The biopsy samples were composed of fragments of a densely cellular neoplasm. The neoplasm consisted of nests and bundles of round to spindloid cells. The cells had moderately abundant pale eosinophilic cytoplasm, large round to oval nuclei with finely dispersed chromatin, and large prominent central nucleoli. There was moderate atypia characterized by nuclear hyperchromasia, karyomegaly, and anisokaryosis. The mitotic rate was high at 44 per 10hpf equivalents. Atypical mitoses were observed. Scattered cells contained small dustings of pale brown cytoplasmic pigment (figure 2).
Cytologic diagnosis of melanocytic tumour is often straightforward but can be confounded when the cells lack characteristic intracytoplasmic melanin. In this case, most of the neoplastic cells do not contain
melanin pigment, which was problematic for cytologic confirmation of melanoma but the presence of rare cells with melanin was suspicious for a poorly differentiated (amelanotic) melanoma. Amelanotic cells may appear vacuolated and clear cell or balloon cell variants can have large amounts of clear cytoplasm on cytology samples, which have been reported in dogs and cats1.

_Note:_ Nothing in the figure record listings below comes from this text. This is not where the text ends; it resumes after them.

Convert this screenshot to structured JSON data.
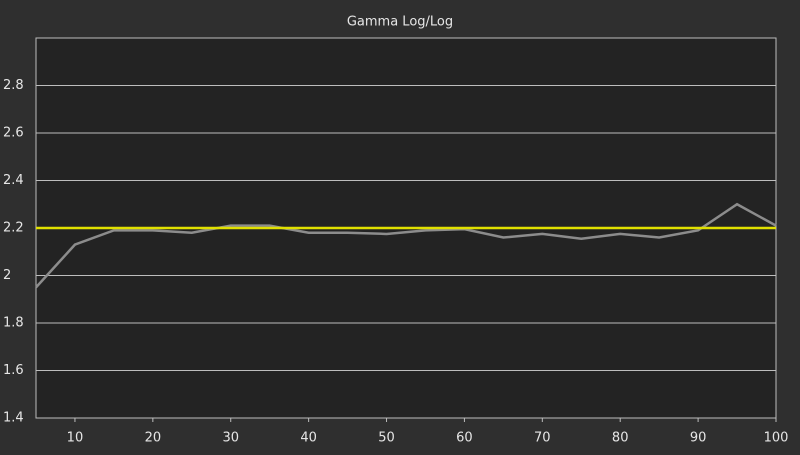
{
  "chart_data": {
    "type": "line",
    "title": "Gamma Log/Log",
    "x": [
      5,
      10,
      15,
      20,
      25,
      30,
      35,
      40,
      45,
      50,
      55,
      60,
      65,
      70,
      75,
      80,
      85,
      90,
      95,
      100
    ],
    "series": [
      {
        "color": "#8c8c8c",
        "values": [
          1.95,
          2.13,
          2.19,
          2.19,
          2.18,
          2.21,
          2.21,
          2.18,
          2.18,
          2.175,
          2.19,
          2.195,
          2.16,
          2.175,
          2.155,
          2.175,
          2.16,
          2.19,
          2.3,
          2.21
        ]
      },
      {
        "color": "#e0e000",
        "values": [
          2.2,
          2.2,
          2.2,
          2.2,
          2.2,
          2.2,
          2.2,
          2.2,
          2.2,
          2.2,
          2.2,
          2.2,
          2.2,
          2.2,
          2.2,
          2.2,
          2.2,
          2.2,
          2.2,
          2.2
        ]
      }
    ],
    "xlim": [
      5,
      100
    ],
    "xticks": [
      10,
      20,
      30,
      40,
      50,
      60,
      70,
      80,
      90,
      100
    ],
    "ylim": [
      1.4,
      3.0
    ],
    "yticks": [
      1.4,
      1.6,
      1.8,
      2,
      2.2,
      2.4,
      2.6,
      2.8
    ],
    "grid": true
  }
}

Unlike dogs, melanomas are uncommon in cats, and usually uveal or cutaneous with rare oral melanomas are seen. Cutaneous melanomas account for 0.5% of all skin tumours and are commonly seen on head, tail, distal extremities, and lumbar region2. No sex predisposition is noted3. The mean age of cats with melanoma is 7.9 years (range 4.0-16.0 years)3. Cats with auricular melanomas are significantly younger (median age 7.9 years) than cats with cutaneous non-auricular melanomas (median age 13.3 years)3. It has been implicated that UV light may affect development of auricular melanomas3.

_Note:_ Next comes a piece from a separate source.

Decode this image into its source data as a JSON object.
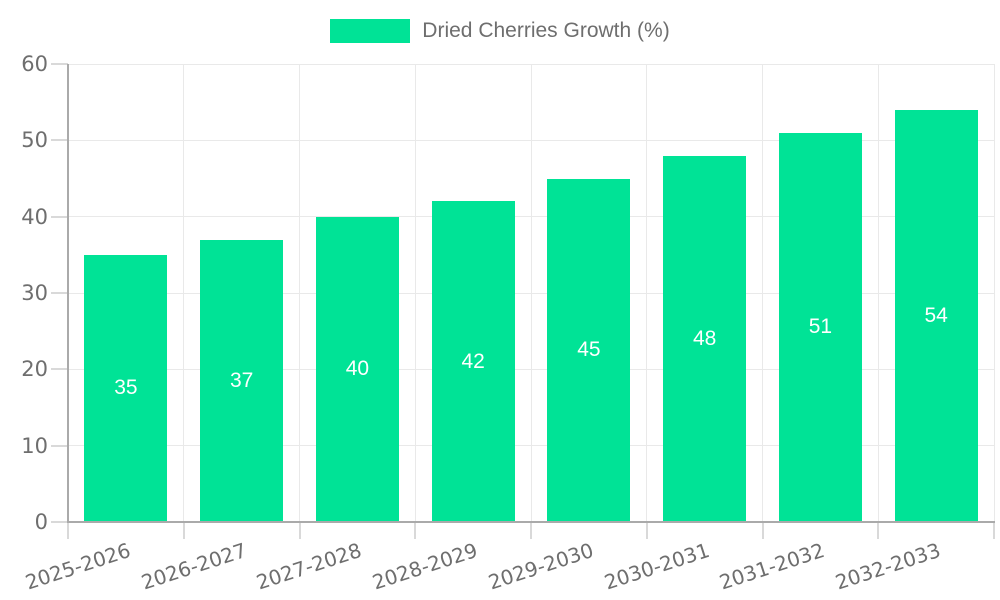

Most cutaneous melanomas are malignant in cats. Generally, the prognosis is poor due to recurrence and regional metastasis in up to half the cases2. Metastatic rates have been reported to range 5-30% in feline non-ocular melanomas3. Nonocular melanomas exhibit a wide variation in biological behaviour and predicting clinical outcomes is challenging with no widely accepted prognostic criteria. Some studies have suggested prognostic factors including low pigmentation, mitotic index (4-5 per 10 HPF), tumour size, mucosal location, and intra-tumoral necrosis3, 4, 5. Amelanotic features are most commonly considered to be associated with a poor prognosis3. One study has reported that while median survival time for cats with pigmented melanomas is 179 days, cats with amelanotic melanoma has median survival time of 71 days3.
Surgical excision is a primary option of treatment for non-ocular melanomas in cats. It has been reported that median survival time for cats treated by surgery is 143 days, but others without surgical treatment has a shorter median survival time (71 days)3.
In this case, poor pigmentation, high mitotic index, and nuclear atypia were confirmed and warranted a guarded prognosis. The cat was euthanised at approximately 3 weeks after histologic diagnosis.
Melanoma should be included in differential list when cytology reveals a neoplastic lesion composed of round to spindloid cells that do not contain melanin pigment.
Acknowledgements to Dr Michelle Ross from Manley Vet Hospital for this interesting submission.
1. Michael H. Melanoma. In: Veterinary cytology (Sharkey, L. C. eds.), pp. 158-165, WILEY Blackwell, Hoboken. 2020.
2. Smith SH, Goldschmidt MH, McManus PM. A comparative review of melanocytic neoplasms. Vet Pathol. 39: 651-678, 2002.
3. Chamel G, Abadie J, Albaric O, et al. Non-ocular melanomas in cats: retrospective study of 30 cases. J Fel Med Surg. 19: 351-357, 2017.
4. Pittaway R, Dobromylskyj MJ, Erles K, et al. Nonocular melanocytic neoplasia in cats: Characterization and proposal of a histologic classification scheme to more accurately predict clinical outcome. Vet Pathol. 56: 868-877, 2019.
5. Sabattini S, Renzi A, Albanese F, et al. Evaluation of Ki-67 expression in feline non-ocular melanocytic tumours. BMC Vet Res. 14:309, 2018.